A slight tangent to this, although it may just be more flesh on the bones of what I've suggested.

Some of he unhealthiest people I know seem to engage in a borderline OCD set of behaviors over health, food, exercise and the like. They seem downright miserable to me, and the stresses they create or endure or both just don't seem to be normal, healthy, or in any way productive toward the stated end-goal -- to live a healthy life that avoids some debilitating issue earlier in life than at the end.

Dunno. People in their 50's and 60's who have their clothes falling off of them, vegans with a grey pallor, folks over 15 who look like skeletons, everyone carrying around water bottles all the time, and on and on.
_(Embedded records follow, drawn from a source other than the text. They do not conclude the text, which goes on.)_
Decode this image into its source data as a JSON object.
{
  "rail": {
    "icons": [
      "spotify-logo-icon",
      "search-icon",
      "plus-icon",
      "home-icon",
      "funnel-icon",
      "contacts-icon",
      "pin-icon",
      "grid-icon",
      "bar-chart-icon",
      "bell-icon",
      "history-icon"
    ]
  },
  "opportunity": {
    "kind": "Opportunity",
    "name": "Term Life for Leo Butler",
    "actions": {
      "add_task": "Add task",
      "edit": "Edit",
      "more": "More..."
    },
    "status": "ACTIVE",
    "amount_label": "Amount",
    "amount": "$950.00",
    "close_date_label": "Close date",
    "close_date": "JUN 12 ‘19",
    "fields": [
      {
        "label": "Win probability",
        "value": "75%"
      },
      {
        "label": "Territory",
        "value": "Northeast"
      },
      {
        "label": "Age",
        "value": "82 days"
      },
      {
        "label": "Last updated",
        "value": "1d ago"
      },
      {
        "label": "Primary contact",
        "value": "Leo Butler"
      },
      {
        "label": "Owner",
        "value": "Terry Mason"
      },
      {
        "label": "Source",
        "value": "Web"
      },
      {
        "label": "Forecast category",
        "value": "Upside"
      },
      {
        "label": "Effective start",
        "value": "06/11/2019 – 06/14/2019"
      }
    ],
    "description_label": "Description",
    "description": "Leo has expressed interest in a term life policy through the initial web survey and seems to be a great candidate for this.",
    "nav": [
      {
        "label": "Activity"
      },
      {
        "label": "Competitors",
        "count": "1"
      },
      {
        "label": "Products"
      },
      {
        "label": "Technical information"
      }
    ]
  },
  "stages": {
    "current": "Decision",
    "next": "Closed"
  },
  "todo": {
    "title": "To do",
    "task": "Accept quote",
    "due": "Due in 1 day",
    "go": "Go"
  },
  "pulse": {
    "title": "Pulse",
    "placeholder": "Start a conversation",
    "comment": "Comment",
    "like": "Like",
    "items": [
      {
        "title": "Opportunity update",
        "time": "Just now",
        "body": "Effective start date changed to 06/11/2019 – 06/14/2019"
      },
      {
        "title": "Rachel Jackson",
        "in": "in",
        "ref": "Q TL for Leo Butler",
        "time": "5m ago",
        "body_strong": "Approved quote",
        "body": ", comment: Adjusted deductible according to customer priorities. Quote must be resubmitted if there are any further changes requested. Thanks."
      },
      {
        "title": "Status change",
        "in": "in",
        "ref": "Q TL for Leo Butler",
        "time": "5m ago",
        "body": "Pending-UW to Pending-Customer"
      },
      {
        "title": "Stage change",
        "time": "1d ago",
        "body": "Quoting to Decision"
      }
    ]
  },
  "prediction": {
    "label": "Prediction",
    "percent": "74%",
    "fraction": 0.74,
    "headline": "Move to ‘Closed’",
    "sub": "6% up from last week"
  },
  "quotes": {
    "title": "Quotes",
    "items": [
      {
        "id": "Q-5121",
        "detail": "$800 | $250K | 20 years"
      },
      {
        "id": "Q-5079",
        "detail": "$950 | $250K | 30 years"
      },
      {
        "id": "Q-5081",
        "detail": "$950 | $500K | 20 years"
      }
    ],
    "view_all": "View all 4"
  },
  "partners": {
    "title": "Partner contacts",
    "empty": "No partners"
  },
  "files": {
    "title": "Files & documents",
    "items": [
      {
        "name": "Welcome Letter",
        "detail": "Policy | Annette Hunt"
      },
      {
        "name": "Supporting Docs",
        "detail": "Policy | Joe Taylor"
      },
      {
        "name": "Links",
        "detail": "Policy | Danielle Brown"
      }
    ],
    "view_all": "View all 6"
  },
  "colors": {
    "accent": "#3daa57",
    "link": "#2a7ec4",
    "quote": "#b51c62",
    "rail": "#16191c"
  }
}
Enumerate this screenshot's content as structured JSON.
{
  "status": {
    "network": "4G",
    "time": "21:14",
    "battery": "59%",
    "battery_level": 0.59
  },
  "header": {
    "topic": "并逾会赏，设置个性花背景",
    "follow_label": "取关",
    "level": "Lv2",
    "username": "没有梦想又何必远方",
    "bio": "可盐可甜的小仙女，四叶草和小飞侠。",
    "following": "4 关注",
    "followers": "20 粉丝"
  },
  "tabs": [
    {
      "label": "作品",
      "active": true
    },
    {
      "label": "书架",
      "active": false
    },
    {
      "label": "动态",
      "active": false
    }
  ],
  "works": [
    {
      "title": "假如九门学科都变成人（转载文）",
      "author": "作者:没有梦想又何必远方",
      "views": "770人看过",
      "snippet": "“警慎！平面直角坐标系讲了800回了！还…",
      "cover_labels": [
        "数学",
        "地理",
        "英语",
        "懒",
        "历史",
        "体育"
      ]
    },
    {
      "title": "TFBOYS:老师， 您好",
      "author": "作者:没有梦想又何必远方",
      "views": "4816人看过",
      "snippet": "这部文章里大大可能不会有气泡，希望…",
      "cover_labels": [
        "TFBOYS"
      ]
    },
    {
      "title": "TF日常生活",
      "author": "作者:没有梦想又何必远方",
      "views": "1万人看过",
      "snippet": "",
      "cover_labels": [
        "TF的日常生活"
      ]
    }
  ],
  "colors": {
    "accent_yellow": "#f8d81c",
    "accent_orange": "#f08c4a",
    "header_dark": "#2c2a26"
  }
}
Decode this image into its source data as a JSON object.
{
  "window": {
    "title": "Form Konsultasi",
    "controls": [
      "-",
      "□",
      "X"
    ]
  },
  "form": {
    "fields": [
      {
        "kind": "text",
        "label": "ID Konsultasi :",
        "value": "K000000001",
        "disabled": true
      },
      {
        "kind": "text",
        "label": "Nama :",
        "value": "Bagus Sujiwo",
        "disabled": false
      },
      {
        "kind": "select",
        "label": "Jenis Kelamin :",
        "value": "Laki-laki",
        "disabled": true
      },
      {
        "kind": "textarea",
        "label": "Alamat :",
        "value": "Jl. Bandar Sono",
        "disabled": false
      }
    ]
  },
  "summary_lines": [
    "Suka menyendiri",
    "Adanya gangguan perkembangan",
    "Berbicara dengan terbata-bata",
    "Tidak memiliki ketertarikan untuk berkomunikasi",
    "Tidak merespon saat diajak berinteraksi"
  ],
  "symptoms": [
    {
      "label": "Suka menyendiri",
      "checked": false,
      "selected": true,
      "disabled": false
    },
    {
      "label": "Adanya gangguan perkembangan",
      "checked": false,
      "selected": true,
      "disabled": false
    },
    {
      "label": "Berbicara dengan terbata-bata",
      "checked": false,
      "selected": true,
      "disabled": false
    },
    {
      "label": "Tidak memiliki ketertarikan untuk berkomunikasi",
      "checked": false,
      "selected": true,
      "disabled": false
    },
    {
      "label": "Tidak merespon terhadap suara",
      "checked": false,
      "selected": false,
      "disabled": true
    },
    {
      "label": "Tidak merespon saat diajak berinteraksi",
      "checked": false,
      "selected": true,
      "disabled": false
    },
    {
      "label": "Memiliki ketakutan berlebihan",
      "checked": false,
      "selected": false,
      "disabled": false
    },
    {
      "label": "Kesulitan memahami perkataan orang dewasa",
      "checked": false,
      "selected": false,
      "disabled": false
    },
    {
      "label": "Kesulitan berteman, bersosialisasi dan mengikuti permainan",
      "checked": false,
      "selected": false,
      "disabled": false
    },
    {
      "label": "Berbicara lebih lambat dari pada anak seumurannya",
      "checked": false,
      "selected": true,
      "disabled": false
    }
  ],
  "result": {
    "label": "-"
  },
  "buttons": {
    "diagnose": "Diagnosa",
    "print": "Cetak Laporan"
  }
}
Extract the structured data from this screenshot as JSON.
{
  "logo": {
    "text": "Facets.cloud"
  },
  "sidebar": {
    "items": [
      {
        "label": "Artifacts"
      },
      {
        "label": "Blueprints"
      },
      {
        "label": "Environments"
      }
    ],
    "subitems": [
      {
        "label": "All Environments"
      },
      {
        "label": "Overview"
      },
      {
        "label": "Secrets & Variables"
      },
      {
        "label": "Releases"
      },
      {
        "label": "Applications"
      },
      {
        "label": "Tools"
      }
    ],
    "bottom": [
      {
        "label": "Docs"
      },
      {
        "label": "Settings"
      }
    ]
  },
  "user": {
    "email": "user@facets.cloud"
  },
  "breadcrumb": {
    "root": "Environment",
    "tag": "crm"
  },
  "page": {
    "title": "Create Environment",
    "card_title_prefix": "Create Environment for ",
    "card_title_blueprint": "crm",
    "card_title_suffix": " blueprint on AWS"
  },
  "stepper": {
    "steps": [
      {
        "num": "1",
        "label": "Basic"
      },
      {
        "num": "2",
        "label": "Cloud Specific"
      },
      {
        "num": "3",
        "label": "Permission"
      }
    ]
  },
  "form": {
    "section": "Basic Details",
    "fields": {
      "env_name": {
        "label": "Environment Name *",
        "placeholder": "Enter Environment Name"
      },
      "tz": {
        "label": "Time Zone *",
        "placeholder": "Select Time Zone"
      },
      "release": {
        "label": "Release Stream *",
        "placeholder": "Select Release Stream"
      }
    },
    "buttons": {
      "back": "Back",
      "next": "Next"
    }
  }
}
Seems to me lots of it is genetics that dictate how all this goes for folks in general. Good food helps. Exercise helps. But the extremes on both ends catch the attention, and both concern me when I witness them.

Reminds me of a comment my doctor made to me recently, not about anything I told him about my diet but because he's a skeleton of a guy who is obsessed with germs, food, and seemingly most anything at all. He said, "there's no good reason to ever eat a potato chip." My response, "other than the fact that they taste great, I'd have to agree with you."

That's kinda my philosophy in one facet of how I view food, health, exercise, and the like -- there's lots of joy in food, wine, booze and all the social pieces that come with them. I ain't gonna miss those years of joy worrying about the next article that suggests something like lard is bad for you when I know that the lard I occasionally use comes from pigs raised in a way that makes its nutritional value far superior to much of the faux "organic" oils hyped to me by packaging and other sources of information. A similar lard fed my ancestors (up through my parents) for decades, and none of what was in it from the farm had anything to do with how they died or lived out their later years.

Real joy in my youth was watching my farmer/lawyer grandfather eat the smoked ham hock off the green bean platter at what we called "dinnner" (the midday meal that was the largest of the day). He died at age 90, never having a sick day in his life.